It is amazing how much we expect from others but never require the same from ourselves. One early December morning I asked my friends via a Facebook post, “Would you date yourself?” The question came about after having several conversations with women and men about expectations we develop when considering a future partner. The responses ranged from,“Heck yes!” to “Five years ago I wouldn’t.” And even better “Why not? I’m great?!”
Its human nature to have a completely skewed perception of ourselves sitting on a pedestal meanwhile potential suitors are expected to hail down and show homage. However, sometimes we never stop to consider, are we worthy of that which we so seek in others?
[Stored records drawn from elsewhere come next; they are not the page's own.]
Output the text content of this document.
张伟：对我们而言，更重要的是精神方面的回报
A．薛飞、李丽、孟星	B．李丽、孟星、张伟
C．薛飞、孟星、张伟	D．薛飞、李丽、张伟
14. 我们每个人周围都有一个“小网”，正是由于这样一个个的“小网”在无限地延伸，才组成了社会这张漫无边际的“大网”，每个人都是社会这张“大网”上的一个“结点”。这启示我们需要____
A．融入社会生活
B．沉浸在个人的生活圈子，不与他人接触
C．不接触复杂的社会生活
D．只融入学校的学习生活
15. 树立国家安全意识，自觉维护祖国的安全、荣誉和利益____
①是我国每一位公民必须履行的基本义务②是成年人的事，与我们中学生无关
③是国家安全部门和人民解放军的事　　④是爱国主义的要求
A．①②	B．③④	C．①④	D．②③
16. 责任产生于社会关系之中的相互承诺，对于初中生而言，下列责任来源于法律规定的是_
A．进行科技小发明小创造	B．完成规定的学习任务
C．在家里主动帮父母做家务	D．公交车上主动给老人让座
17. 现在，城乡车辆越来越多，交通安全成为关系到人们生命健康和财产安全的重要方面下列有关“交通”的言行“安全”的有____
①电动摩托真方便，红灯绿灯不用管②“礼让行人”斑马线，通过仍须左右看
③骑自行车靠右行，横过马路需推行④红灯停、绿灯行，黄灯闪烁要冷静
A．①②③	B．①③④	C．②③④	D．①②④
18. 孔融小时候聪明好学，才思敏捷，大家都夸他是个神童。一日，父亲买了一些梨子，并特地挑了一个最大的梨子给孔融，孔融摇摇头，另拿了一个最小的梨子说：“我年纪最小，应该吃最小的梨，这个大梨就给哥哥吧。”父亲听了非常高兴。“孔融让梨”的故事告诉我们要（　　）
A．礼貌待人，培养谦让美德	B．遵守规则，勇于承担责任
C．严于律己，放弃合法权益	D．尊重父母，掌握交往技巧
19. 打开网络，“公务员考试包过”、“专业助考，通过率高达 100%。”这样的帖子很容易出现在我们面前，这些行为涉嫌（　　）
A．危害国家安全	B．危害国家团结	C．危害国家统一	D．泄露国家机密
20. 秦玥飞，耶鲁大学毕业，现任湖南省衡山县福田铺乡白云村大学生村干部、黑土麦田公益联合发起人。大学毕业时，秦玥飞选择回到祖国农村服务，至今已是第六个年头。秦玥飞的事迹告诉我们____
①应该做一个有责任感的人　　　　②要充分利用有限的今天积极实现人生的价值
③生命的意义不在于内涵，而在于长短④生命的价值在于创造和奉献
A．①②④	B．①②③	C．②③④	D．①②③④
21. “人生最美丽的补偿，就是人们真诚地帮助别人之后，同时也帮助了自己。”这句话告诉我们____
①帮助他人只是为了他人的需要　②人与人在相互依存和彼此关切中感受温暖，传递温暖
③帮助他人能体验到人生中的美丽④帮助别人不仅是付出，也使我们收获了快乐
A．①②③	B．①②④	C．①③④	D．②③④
We want an educated partner but we are not willing to go back to school to complete our degree. We want someone with a fancy vehicle, but we do not have sufficient credit to finance our own.
A lot of what we desire in a potential mate is contrived by what we see. He or she must do certain things to attain our love thanks to that new car her husband bought plastered all over social media. The edible arrangements that was delivered to her job. The vacation getaway to the island we barely can pronounce. Many of us look through a prism and only see the rewards of a relationship, not understanding what it takes to benefit from a fruitful relationship. Instead we chase after people that can supply us with the shiny things for instant gratification. We have to ask ourselves, are material and superficial items really the criteria to see if a person is good enough for us to be with?
If it is not social media, it is hollywood that has generated the blueprint of who we should aim after. We want our “Darrius” from Love Jones to write us a poem and perform it on stage. We crave dancing in the rain on the first date. I am here to confirm that these things may never happen. Do not let those self defeating concepts get in the way of opportunity and hinder you from finding your potential soulmate.
Everyday we pass up the opportunity to meet an individual who can be our perfect balance, but our perception of the person will not even allow for a conversation. Always remember, no one is perfect and being too judgmental is a dating hinderance. Allow the possibility of an organic relationship where you get to know a person without expectations.
Does he/she have annoying habits? We all do. Does he/she fashion or style does not mount up to your expectation? It’s not the clothes that’s important it’s the person whose wearing them that is. The mall is right down the street. The important things that you need to find out are, what is their character? What do they prioritize in their lives? Learn to embrace them as a human-being and the positives they bring to the table.
I encourage you to push yourself to become the type of partner you would like for yourself before anticipating that in others. Be someone who is financially, mentally, physically and spiritually stable. As they say we can only attract that which deep down inside we are. So before you say no or get upset at the next potential candidate for not being exactly what you wanted, take a cold hard look in the mirror and decide if you are the type of person they should want as well.